L’examen du développement des enfants au fil du temps a permis aux chercheurs de résoudre ce qui avait été une question ” poule et œuf “. Est-ce que trop de temps passé à l’examen préliminaire a causé des retards de développement ? Ou les enfants retardés, qui avaient peut-être des comportements plus difficiles, étaient-ils plongés plus souvent devant les écrans pour les aider (eux et leurs parents) à faire face ? Le caractère longitudinal de l’étude a permis à ses auteurs de mettre en évidence la directionnalité de l’association. Ce qu’ils ont constaté, sans équivoque, c’est que c’est l’excès de temps passé à l’écran qui cause les retards.

Ce qu’ils ne savent toujours pas, c’est le “comment”.

“Nous savons qu’il y a un lien, ce que nous devons faire, c’est vraiment essayer de comprendre ce qui se passe pour créer ces associations. Le comment. Et les occasions manquées (assis devant un écran au lieu de dessiner, de construire avec Lego ou de jouer dehors) est probablement une pièce essentielle de ce puzzle “, dit Madigan.

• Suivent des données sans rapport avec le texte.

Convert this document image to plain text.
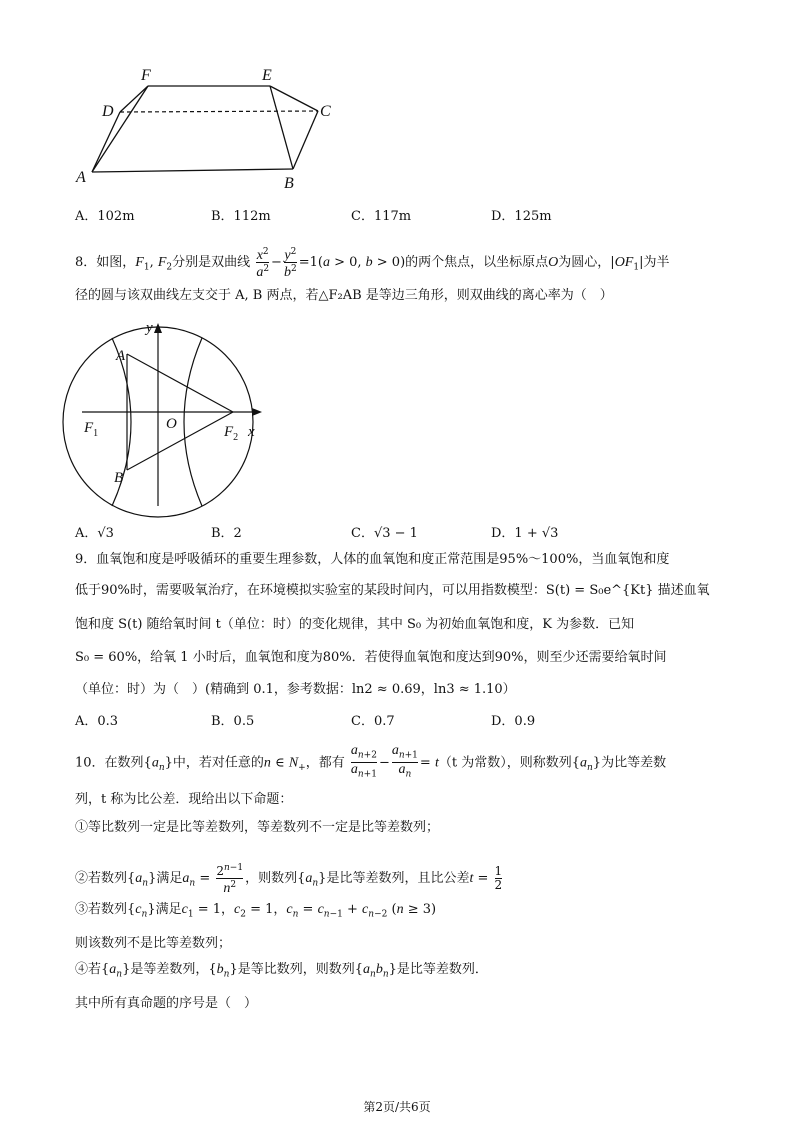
F	E
D	C
A	B
A．102m	B．112m	C．117m	D．125m
8．如图，$F_1$, $F_2$分别是双曲线 $\frac{x^2}{a^2} - \frac{y^2}{b^2} =1(a > 0$, b > 0)的两个焦点，以坐标原点O为圆心，$|OF_1|$为半
径的圆与该双曲线左支交于 A, B 两点，若△F₂AB 是等边三角形，则双曲线的离心率为（　）
y
x
O
A
B
$F_1$	$F_2$
A．√3	B．2	C．√3 − 1	D．1 + √3
9．血氧饱和度是呼吸循环的重要生理参数，人体的血氧饱和度正常范围是95%～100%，当血氧饱和度
低于90%时，需要吸氧治疗，在环境模拟实验室的某段时间内，可以用指数模型：S(t) = S₀e^{Kt} 描述血氧
饱和度 S(t) 随给氧时间 t（单位：时）的变化规律，其中 S₀ 为初始血氧饱和度，K 为参数．已知
S₀ = 60%，给氧 1 小时后，血氧饱和度为80%．若使得血氧饱和度达到90%，则至少还需要给氧时间
（单位：时）为（　）(精确到 0.1，参考数据：ln2 ≈ 0.69，ln3 ≈ 1.10）
A．0.3	B．0.5	C．0.7	D．0.9
10．在数列$\{a_n\}$中，若对任意的n ∈ $N_+$，都有 $\frac{a_{n+2}}{a_{n+1}} - \frac{a_{n+1}}{a_n} = t(t$ 为常数），则称数列$\{a_n\}$为比等差数
列，t 称为比公差．现给出以下命题：
①等比数列一定是比等差数列，等差数列不一定是比等差数列；
②若数列$\{a_n\}$满足$a_n = \frac{2^{n-1}}{n^2}$ ，则数列$\{a_n\}$是比等差数列，且比公差$t = \frac{1}{2}$
③若数列$\{c_n\}$满足$c_1 = 1$，$c_2 = 1$，$c_n = c_{n-1} + c_{n-2}$ (n ≥ 3)
则该数列不是比等差数列；
④若$\{a_n\}$是等差数列，$\{b_n\}$是等比数列，则数列$\{a_nb_n\}$是比等差数列．
其中所有真命题的序号是（　）
第2页/共6页
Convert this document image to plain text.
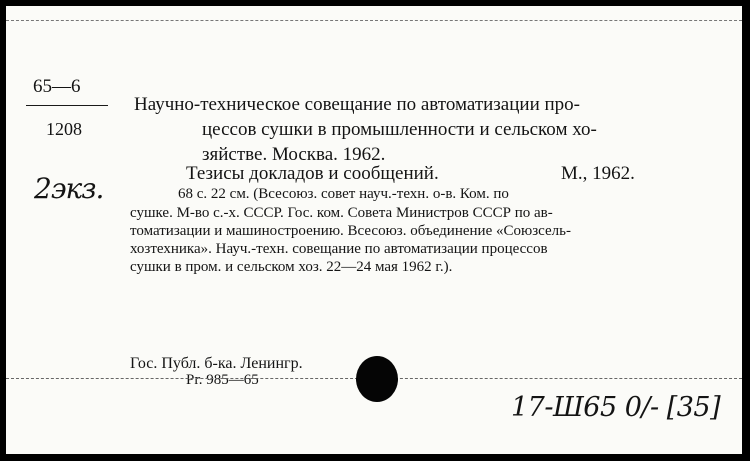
65—6
1208
2экз.
Научно-техническое совещание по автоматизации про-
цессов сушки в промышленности и сельском хо-
зяйстве. Москва. 1962.
Тезисы докладов и сообщений.	М., 1962.
68 с. 22 см. (Всесоюз. совет науч.-техн. о-в. Ком. по
сушке. М-во с.-х. СССР. Гос. ком. Совета Министров СССР по ав-
томатизации и машиностроению. Всесоюз. объединение «Союзсель-
хозтехника». Науч.-техн. совещание по автоматизации процессов
сушки в пром. и сельском хоз. 22—24 мая 1962 г.).
Гос. Публ. б-ка. Ленингр.
Рг. 985—65
17-Ш65 0/- [35]
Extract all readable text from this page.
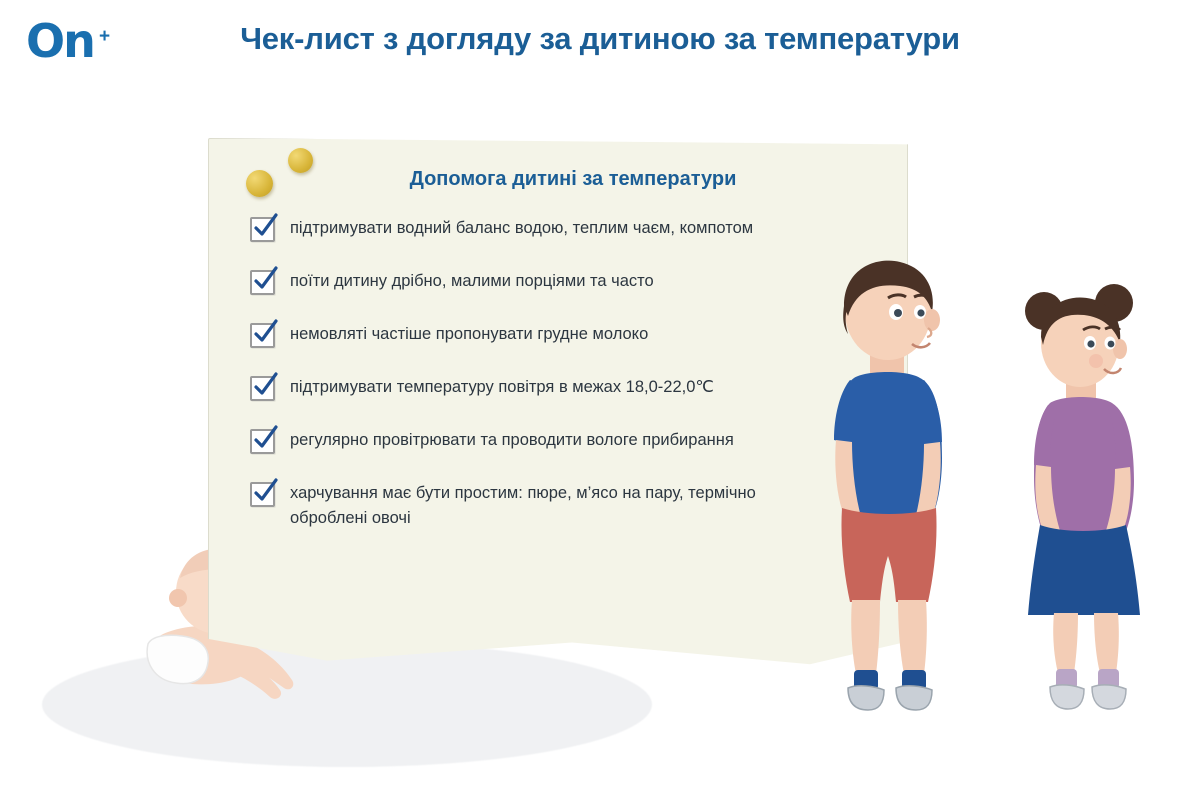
On +	Чек-лист з догляду за дитиною за температури
Допомога дитині за температури
підтримувати водний баланс водою, теплим чаєм, компотом
поїти дитину дрібно, малими порціями та часто
немовляті частіше пропонувати грудне молоко
підтримувати температуру повітря в межах 18,0-22,0℃
регулярно провітрювати та проводити вологе прибирання
харчування має бути простим: пюре, м’ясо на пару, термічно оброблені овочі
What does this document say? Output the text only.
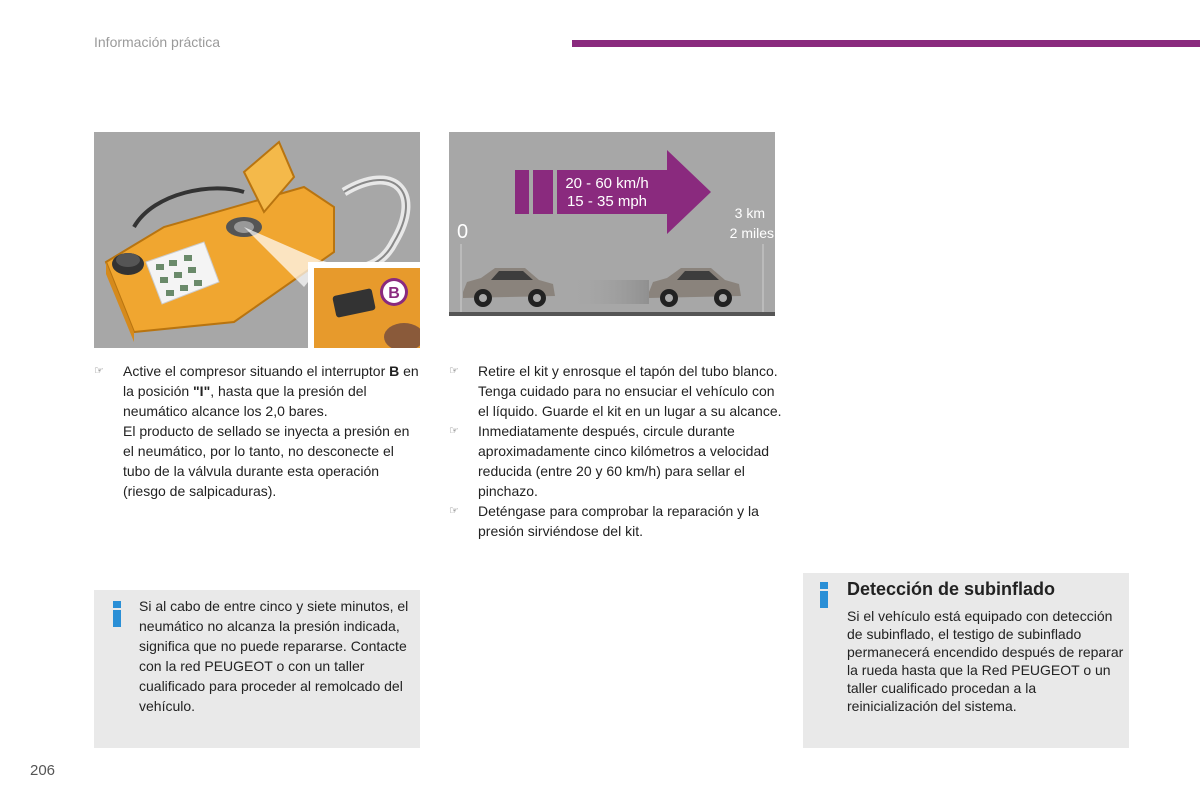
Información práctica
B
20 - 60 km/h
15 - 35 mph
0
3 km
2 miles
☞ Active el compresor situando el interruptor B en la posición "I", hasta que la presión del neumático alcance los 2,0 bares.
El producto de sellado se inyecta a presión en el neumático, por lo tanto, no desconecte el tubo de la válvula durante esta operación (riesgo de salpicaduras).
☞ Retire el kit y enrosque el tapón del tubo blanco.
Tenga cuidado para no ensuciar el vehículo con el líquido. Guarde el kit en un lugar a su alcance.
☞ Inmediatamente después, circule durante aproximadamente cinco kilómetros a velocidad reducida (entre 20 y 60 km/h) para sellar el pinchazo.
☞ Deténgase para comprobar la reparación y la presión sirviéndose del kit.
Si al cabo de entre cinco y siete minutos, el neumático no alcanza la presión indicada, significa que no puede repararse. Contacte con la red PEUGEOT o con un taller cualificado para proceder al remolcado del vehículo.
Detección de subinflado
Si el vehículo está equipado con detección de subinflado, el testigo de subinflado permanecerá encendido después de reparar la rueda hasta que la Red PEUGEOT o un taller cualificado procedan a la reinicialización del sistema.
206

La bonne nouvelle, disent les auteurs, c’est que le cerveau des enfants continue de se développer après l’âge de cinq ans et au-delà jusqu’à l’âge adulte, il n’est donc jamais trop tard pour faire des changements. Nous ne pouvons pas nous débarrasser des téléphones et de Netflix, mais nous pouvons gérer la consommation numérique de nos enfants. Madigan recommande d’élaborer un “plan média” qui dicte quand et où les appareils peuvent être utilisés à la maison : “Il s’agit de les utiliser de façon responsable et d’encourager de saines habitudes d’utilisation des appareils.”